Troisième point : ce mal plus grand que moi, en moi, nous ne le connaissons en son origine que parce que Dieu nous en donne connaissance. Pour le dire simplement, nous voyons la profondeur du mal parce que Dieu nous en montre l’étendue. Il nous le montre dans le mystère de son amour pour nous. Comment ? Nous faisons tous un jour ou l’autre l’expérience de blesser un être cher. Cette faute nous poursuit bien plus que toutes les autres fautes, plus graves objectivement, mais qui trouvent moins d’écho en nous que la faute contre un être aimé, parent, ami, époux ou épouse (cela se vérifie souvent dans le divorce), fils ou fille. L’amour seul révèle la gravité de la faute.
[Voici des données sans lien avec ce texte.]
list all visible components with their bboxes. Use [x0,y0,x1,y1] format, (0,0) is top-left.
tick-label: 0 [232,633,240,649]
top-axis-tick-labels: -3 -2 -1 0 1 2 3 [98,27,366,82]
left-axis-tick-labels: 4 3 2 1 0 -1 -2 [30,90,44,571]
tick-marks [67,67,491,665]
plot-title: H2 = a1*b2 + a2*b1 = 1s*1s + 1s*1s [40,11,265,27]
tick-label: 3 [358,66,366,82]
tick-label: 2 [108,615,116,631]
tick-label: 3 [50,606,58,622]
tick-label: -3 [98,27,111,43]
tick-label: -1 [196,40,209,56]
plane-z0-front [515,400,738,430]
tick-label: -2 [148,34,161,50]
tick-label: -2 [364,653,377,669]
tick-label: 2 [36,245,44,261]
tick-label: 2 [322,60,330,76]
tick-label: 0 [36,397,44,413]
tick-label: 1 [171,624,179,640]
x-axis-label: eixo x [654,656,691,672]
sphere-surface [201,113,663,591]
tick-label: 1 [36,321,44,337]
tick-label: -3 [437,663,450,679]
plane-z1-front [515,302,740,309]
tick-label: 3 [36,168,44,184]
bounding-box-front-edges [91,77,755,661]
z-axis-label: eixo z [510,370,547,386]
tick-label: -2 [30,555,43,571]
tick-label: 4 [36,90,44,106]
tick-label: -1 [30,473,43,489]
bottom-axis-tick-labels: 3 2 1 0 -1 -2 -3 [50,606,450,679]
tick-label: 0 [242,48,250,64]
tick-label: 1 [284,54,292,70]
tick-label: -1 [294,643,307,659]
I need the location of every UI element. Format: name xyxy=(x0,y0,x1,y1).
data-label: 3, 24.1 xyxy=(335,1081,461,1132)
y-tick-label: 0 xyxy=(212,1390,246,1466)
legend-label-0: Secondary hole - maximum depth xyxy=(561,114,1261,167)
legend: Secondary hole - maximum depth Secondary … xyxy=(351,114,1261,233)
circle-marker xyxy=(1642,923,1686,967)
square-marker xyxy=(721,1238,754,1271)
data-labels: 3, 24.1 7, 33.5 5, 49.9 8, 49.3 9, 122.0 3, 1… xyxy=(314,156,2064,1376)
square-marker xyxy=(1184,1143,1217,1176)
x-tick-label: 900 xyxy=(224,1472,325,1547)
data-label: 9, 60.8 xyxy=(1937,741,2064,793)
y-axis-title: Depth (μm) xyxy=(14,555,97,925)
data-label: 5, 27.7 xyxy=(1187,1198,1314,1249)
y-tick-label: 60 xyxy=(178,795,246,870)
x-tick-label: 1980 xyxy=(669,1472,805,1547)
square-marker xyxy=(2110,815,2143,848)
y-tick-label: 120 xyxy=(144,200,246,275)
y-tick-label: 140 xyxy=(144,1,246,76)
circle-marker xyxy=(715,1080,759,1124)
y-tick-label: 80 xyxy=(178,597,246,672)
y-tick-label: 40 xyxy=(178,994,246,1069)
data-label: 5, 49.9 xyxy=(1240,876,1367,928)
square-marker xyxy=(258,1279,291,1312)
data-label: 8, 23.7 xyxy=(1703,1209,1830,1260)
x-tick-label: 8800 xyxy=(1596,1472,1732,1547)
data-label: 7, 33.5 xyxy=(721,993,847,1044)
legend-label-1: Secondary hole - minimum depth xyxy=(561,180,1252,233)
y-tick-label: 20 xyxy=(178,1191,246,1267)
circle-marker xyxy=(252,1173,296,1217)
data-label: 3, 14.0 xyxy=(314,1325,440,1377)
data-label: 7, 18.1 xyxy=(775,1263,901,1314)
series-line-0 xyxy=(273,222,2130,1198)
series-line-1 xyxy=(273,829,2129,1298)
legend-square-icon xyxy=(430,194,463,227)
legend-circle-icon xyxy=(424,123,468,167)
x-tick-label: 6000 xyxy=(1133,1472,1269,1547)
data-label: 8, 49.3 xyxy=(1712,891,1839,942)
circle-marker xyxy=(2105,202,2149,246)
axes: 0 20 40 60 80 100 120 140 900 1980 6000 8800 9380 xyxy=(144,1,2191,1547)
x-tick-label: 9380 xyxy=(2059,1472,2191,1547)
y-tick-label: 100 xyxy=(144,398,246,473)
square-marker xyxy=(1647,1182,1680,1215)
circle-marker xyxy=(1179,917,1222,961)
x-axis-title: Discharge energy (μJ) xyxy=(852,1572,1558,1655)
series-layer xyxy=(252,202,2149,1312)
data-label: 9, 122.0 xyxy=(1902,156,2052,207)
Dans la réflexion chrétienne, la faute est toujours reliée à l’absence d’amour. Absence d’amour pour Dieu, qui n’est pas aimé. Ou à l’absence d’’amour pour moi et pour autrui. Nous le voyons, ce mal voulu, apparaître dans toute son horreur sur la croix du Christ, sur la croix des hommes. Et là même où elle apparaît, là elle est guérie.
Un mal plus grand que nous, que la psychanalyse ne peut guérir. Un mal plus grand que celui de la totalité des hommes. La judiciarisation à l’excès qui nous vient d’un modèle anglo-saxon ignorant ce mal ne peut la guérir.
Seul l’amour qui pardonne peut guérir ce mal. Amour de Dieu qui pardonne. Amour crucifié du Christ qui pardonne. Amour qui vient de nous et pardonne aussi.